In any event, statutory reserve funds are protected under Florida community association law, in that they may only be used for authorized reserve expenditures. Use of reserve funds for any other purpose must be approved by the membership. Further, even if the money is needed for repairs of items that are within the items specifically reserved for, if the reserve money is insufficient to cover the expense the association must seek the rest of the money from other sources.

The need for more money may result in additional assessments. Assessments that are levied above and beyond those derived from the budget are referred to as special assessments. However, Florida community association law does not specifically state that a community association has unfettered special assessment authority. This requires turning to the governing documents of the association for guidance. Some governing documents place restrictions on the right of the association to levy special assessments in terms of the amount of the special assessment or the need for member approval. Even in cases where the Board of Directors is empowered to levy a special assessment without membership approval, the statutes (and sometimes the governing documents) impose specific notice requirements for the meetings at which these assessments will be considered and notice requirements to advise owners of what their share is and when it is due. Finding out about the restrictions, notice requirements specifications and other legal requirements too late can hamper an association’s ability to timely begin collection of necessary funds.
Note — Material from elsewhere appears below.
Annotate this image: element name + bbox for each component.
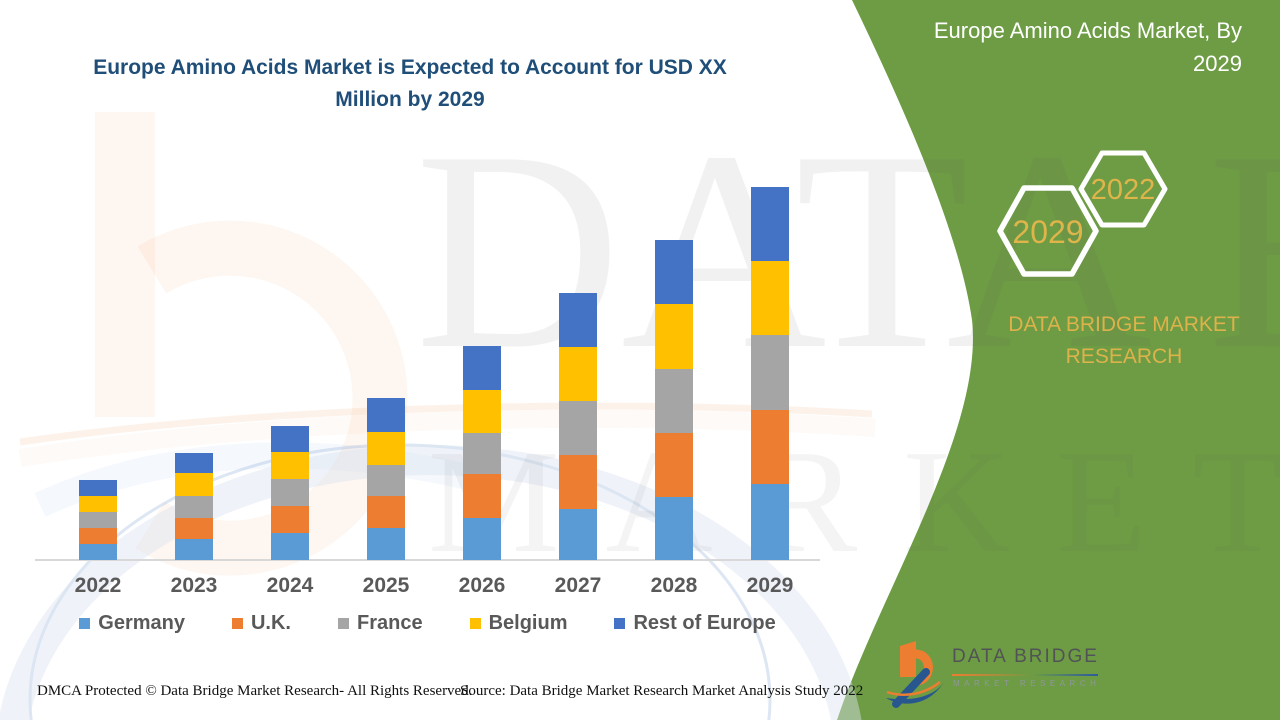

Another option that is sometimes considered as a solution when funds are unexpectedly needed for a repair is a loan or line of credit. As with the special assessments referenced above, some association governing documents require a particular percentage of owner or other approval to authorize the association to borrow money. Further, loan documents can be complex and extensive and have a number of requirements that the association will have to meet before closing the loan. The association should consult with its legal counsel to assist with this and make sure it is not improperly providing collateral to the bank as part of the loan.

The words “unexpected financial needs,” by their very nature indicate the association does not know about them in advance. However, this does not mean that the association cannot prepare for the possibility of unexpected financial needs in advance. It can and it should. Prior to preparing the next year’s budget, community associations should meet with their accounting and legal professionals to discuss the benefits and detriments of the varying options available to the association for funding unexpected financial needs and the approval or procedures required in order to use any one of them. It may be that a revision to the proposed budget or reserves or amendments to the governing documents can be used to make the process less frustrating. Making it easier to weather the storm when it does strike.